Former Florida Gov. Jeb Bush: The one-time front-runner asked the crowd, "Who has the right stuff?" That was the question of the day.
But he went on to ask, 'Who has a heart for people?" and that's where he sought to distinguish himself.
"The next president better have a servant's heart rather than trying to push people down," he said.
At the same time, Bush spoke forcefully and confidently, saying, "I think you're looking at the next Republican nominee. Should I win this nomination, I will take it to Hillary Clinton, and I will whup her."
Bush reiterated his support for a no-fly zone and a safe zone in Syria. Like most every other candidate Thursday, he said he'd move the American embassy to Jerusalem.
"The brutal savagery of Islamic terrorism exists," he said, knocking the president and Secretary of State John Kerry for not identifying it as such. "They have declared war on us, and we need to declare war on them," he added.
The only candidate to bring up the upcoming Hanukkah holiday, Bush said his affinity for Israel has been long-standing. "I’ve been engaged in the fight long before being a candidate," he said, repeating how he purchased Israeli bonds and brought to the attention of his father, former president George H.W. Bush, "the plight of Ethiopian Jews."
Deflecting questions about the tutelage of former Secretary of State Jim Baker, he said that the person he relies on the most for advice about U.S.-Israeli policy is his brother, former president George W. Bush.

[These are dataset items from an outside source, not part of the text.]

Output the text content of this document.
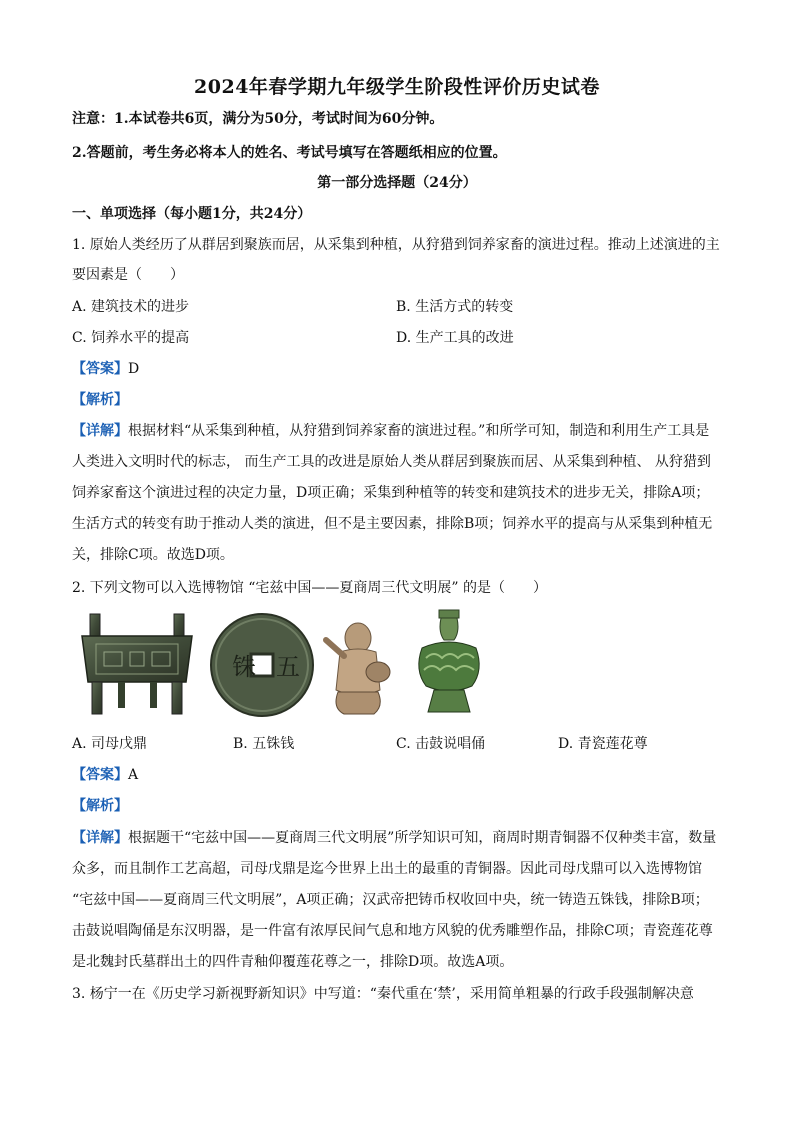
2024年春学期九年级学生阶段性评价历史试卷
注意：1.本试卷共6页，满分为50分，考试时间为60分钟。
2.答题前，考生务必将本人的姓名、考试号填写在答题纸相应的位置。
第一部分选择题（24分）
一、单项选择（每小题1分，共24分）
1. 原始人类经历了从群居到聚族而居，从采集到种植，从狩猎到饲养家畜的演进过程。推动上述演进的主
要因素是（　　）
A. 建筑技术的进步	B. 生活方式的转变
C. 饲养水平的提高	D. 生产工具的改进
【答案】D
【解析】
【详解】根据材料“从采集到种植，从狩猎到饲养家畜的演进过程。”和所学可知，制造和利用生产工具是
人类进入文明时代的标志， 而生产工具的改进是原始人类从群居到聚族而居、从采集到种植、 从狩猎到
饲养家畜这个演进过程的决定力量，D项正确；采集到种植等的转变和建筑技术的进步无关，排除A项；
生活方式的转变有助于推动人类的演进，但不是主要因素，排除B项；饲养水平的提高与从采集到种植无
关，排除C项。故选D项。
2. 下列文物可以入选博物馆 “宅兹中国——夏商周三代文明展” 的是（　　）
铢 五
A. 司母戊鼎	B. 五铢钱	C. 击鼓说唱俑	D. 青瓷莲花尊
【答案】A
【解析】
【详解】根据题干“宅兹中国——夏商周三代文明展”所学知识可知，商周时期青铜器不仅种类丰富，数量
众多，而且制作工艺高超，司母戊鼎是迄今世界上出土的最重的青铜器。因此司母戊鼎可以入选博物馆
“宅兹中国——夏商周三代文明展”，A项正确；汉武帝把铸币权收回中央，统一铸造五铢钱，排除B项；
击鼓说唱陶俑是东汉明器，是一件富有浓厚民间气息和地方风貌的优秀雕塑作品，排除C项；青瓷莲花尊
是北魏封氏墓群出土的四件青釉仰覆莲花尊之一，排除D项。故选A项。
3. 杨宁一在《历史学习新视野新知识》中写道：“秦代重在‘禁’，采用简单粗暴的行政手段强制解决意
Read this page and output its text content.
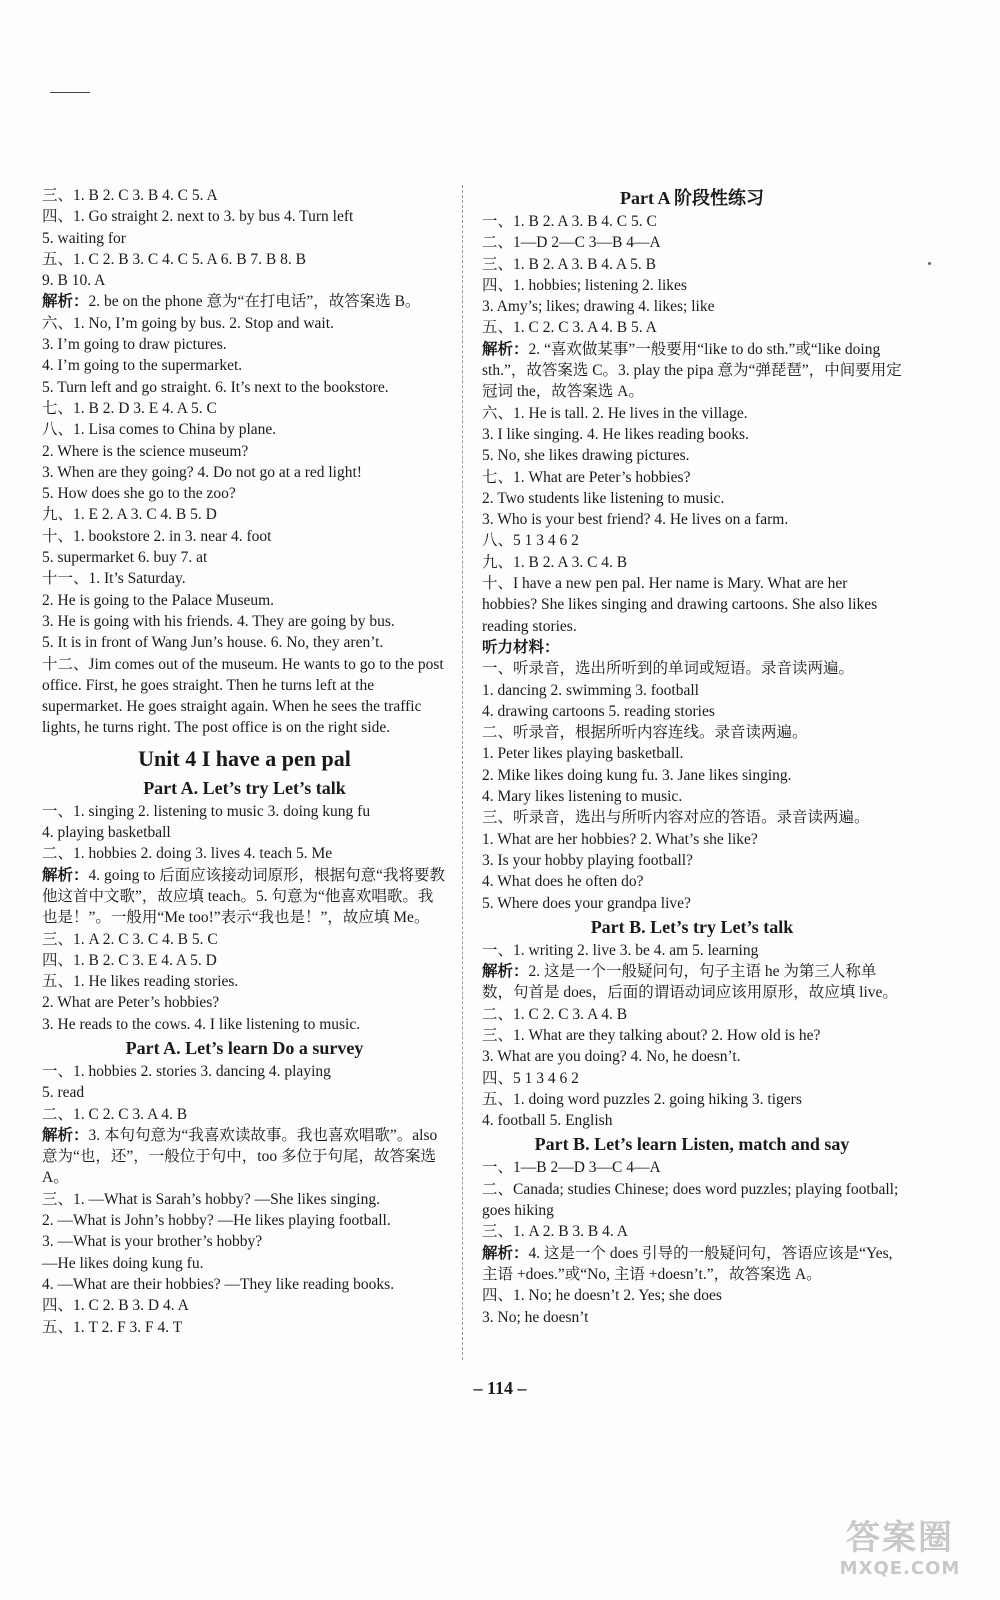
三、1. B 2. C 3. B 4. C 5. A
四、1. Go straight 2. next to 3. by bus 4. Turn left
5. waiting for
五、1. C 2. B 3. C 4. C 5. A 6. B 7. B 8. B
9. B 10. A
解析：2. be on the phone 意为“在打电话”，故答案选 B。
六、1. No, I’m going by bus. 2. Stop and wait.
3. I’m going to draw pictures.
4. I’m going to the supermarket.
5. Turn left and go straight. 6. It’s next to the bookstore.
七、1. B 2. D 3. E 4. A 5. C
八、1. Lisa comes to China by plane.
2. Where is the science museum?
3. When are they going? 4. Do not go at a red light!
5. How does she go to the zoo?
九、1. E 2. A 3. C 4. B 5. D
十、1. bookstore 2. in 3. near 4. foot
5. supermarket 6. buy 7. at
十一、1. It’s Saturday.
2. He is going to the Palace Museum.
3. He is going with his friends. 4. They are going by bus.
5. It is in front of Wang Jun’s house. 6. No, they aren’t.
十二、Jim comes out of the museum. He wants to go to the post office. First, he goes straight. Then he turns left at the supermarket. He goes straight again. When he sees the traffic lights, he turns right. The post office is on the right side.
Unit 4 I have a pen pal
Part A. Let’s try Let’s talk
一、1. singing 2. listening to music 3. doing kung fu
4. playing basketball
二、1. hobbies 2. doing 3. lives 4. teach 5. Me
解析：4. going to 后面应该接动词原形，根据句意“我将要教他这首中文歌”，故应填 teach。5. 句意为“他喜欢唱歌。我也是！”。一般用“Me too!”表示“我也是！”，故应填 Me。
三、1. A 2. C 3. C 4. B 5. C
四、1. B 2. C 3. E 4. A 5. D
五、1. He likes reading stories.
2. What are Peter’s hobbies?
3. He reads to the cows. 4. I like listening to music.
Part A. Let’s learn Do a survey
一、1. hobbies 2. stories 3. dancing 4. playing
5. read
二、1. C 2. C 3. A 4. B
解析：3. 本句句意为“我喜欢读故事。我也喜欢唱歌”。also 意为“也，还”，一般位于句中，too 多位于句尾，故答案选 A。
三、1. —What is Sarah’s hobby? —She likes singing.
2. —What is John’s hobby? —He likes playing football.
3. —What is your brother’s hobby?
—He likes doing kung fu.
4. —What are their hobbies? —They like reading books.
四、1. C 2. B 3. D 4. A
五、1. T 2. F 3. F 4. T
Part A 阶段性练习
一、1. B 2. A 3. B 4. C 5. C
二、1—D 2—C 3—B 4—A
三、1. B 2. A 3. B 4. A 5. B
四、1. hobbies; listening 2. likes
3. Amy’s; likes; drawing 4. likes; like
五、1. C 2. C 3. A 4. B 5. A
解析：2. “喜欢做某事”一般要用“like to do sth.”或“like doing sth.”，故答案选 C。3. play the pipa 意为“弹琵琶”，中间要用定冠词 the，故答案选 A。
六、1. He is tall. 2. He lives in the village.
3. I like singing. 4. He likes reading books.
5. No, she likes drawing pictures.
七、1. What are Peter’s hobbies?
2. Two students like listening to music.
3. Who is your best friend? 4. He lives on a farm.
八、5 1 3 4 6 2
九、1. B 2. A 3. C 4. B
十、I have a new pen pal. Her name is Mary. What are her hobbies? She likes singing and drawing cartoons. She also likes reading stories.
听力材料：
一、听录音，选出所听到的单词或短语。录音读两遍。
1. dancing 2. swimming 3. football
4. drawing cartoons 5. reading stories
二、听录音，根据所听内容连线。录音读两遍。
1. Peter likes playing basketball.
2. Mike likes doing kung fu. 3. Jane likes singing.
4. Mary likes listening to music.
三、听录音，选出与所听内容对应的答语。录音读两遍。
1. What are her hobbies? 2. What’s she like?
3. Is your hobby playing football?
4. What does he often do?
5. Where does your grandpa live?
Part B. Let’s try Let’s talk
一、1. writing 2. live 3. be 4. am 5. learning
解析：2. 这是一个一般疑问句，句子主语 he 为第三人称单数，句首是 does，后面的谓语动词应该用原形，故应填 live。
二、1. C 2. C 3. A 4. B
三、1. What are they talking about? 2. How old is he?
3. What are you doing? 4. No, he doesn’t.
四、5 1 3 4 6 2
五、1. doing word puzzles 2. going hiking 3. tigers
4. football 5. English
Part B. Let’s learn Listen, match and say
一、1—B 2—D 3—C 4—A
二、Canada; studies Chinese; does word puzzles; playing football; goes hiking
三、1. A 2. B 3. B 4. A
解析：4. 这是一个 does 引导的一般疑问句，答语应该是“Yes, 主语 +does.”或“No, 主语 +doesn’t.”，故答案选 A。
四、1. No; he doesn’t 2. Yes; she does
3. No; he doesn’t
– 114 –
答案圈
MXQE.COM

Former Sen. Rick Santorum: The former Pennsylvania senator told the audience that he was featured in ISIS's magazine. With that, and what he said was his mastery of foreign policy issues, he argued that he's been fighting the terrorist threat longer than his competitors.
Back in 2006, Santorum said, he did what every other candidate is now trying to do: "name the enemy."
"We treat them as neither Islamic nor a state," Santorum said, criticizing the administration's rhetoric on ISIS.
He spoke aggressively against settling more Syrian refugees in the U.S. "We have nothing to apologize for," he said. "The president makes you feel bad for not taking refugees, but he's created the refugee problem," he added.
Trailing in the polls, Santorum addressed his electability head-on. Polls in Iowa, the 2012 Iowa caucus winner said, are nothing more than "shadows and allusions." As one of several blue-state Republicans running, he argued that he's the only one who carried his state as a conservative, even winning Pennsylvania when Bush did not.
Carly Fiorina: The last candidate to take the stage around 5 p.m., the former H-P CEO thanked the crowd for sticking around to hear her speak.
“In your heart of hearts, you cannot wait to see me debate Hillary Clinton," Fiorina said to applause.
Asked about the GOP being accused of waging a war on women, Fiorina said she's the candidate to defeat Clinton because she'd force her to run on her record rather than on being the first female president.
Responding to Wednesday's shooting in California, Fiorina criticized Clinton for using the event to "tweet about gun control."
She continued to address the presumptive Democratic nominee, saying, "No, Mrs. Clinton, climate change is not our most pressing national security challenge. ISIS is, followed by Iran."
Trying to stake out her credibility as a friend of Israel, Fiorina repeatedly called it an "exceptional" nation and said her first phone call as president would be to Israeli President Benjamin Netanyahu. Her second phone call, she said, would be to Iranian President Hassan Rouhani demanding a new deal.
"Having been in the world," Fiorina said, is a better qualification for becoming president than having read a briefing book, and she repeatedly told the crowd that she has held the highest security clearances available to civilians. She also called for a collaboration between public and private networks on cyber security.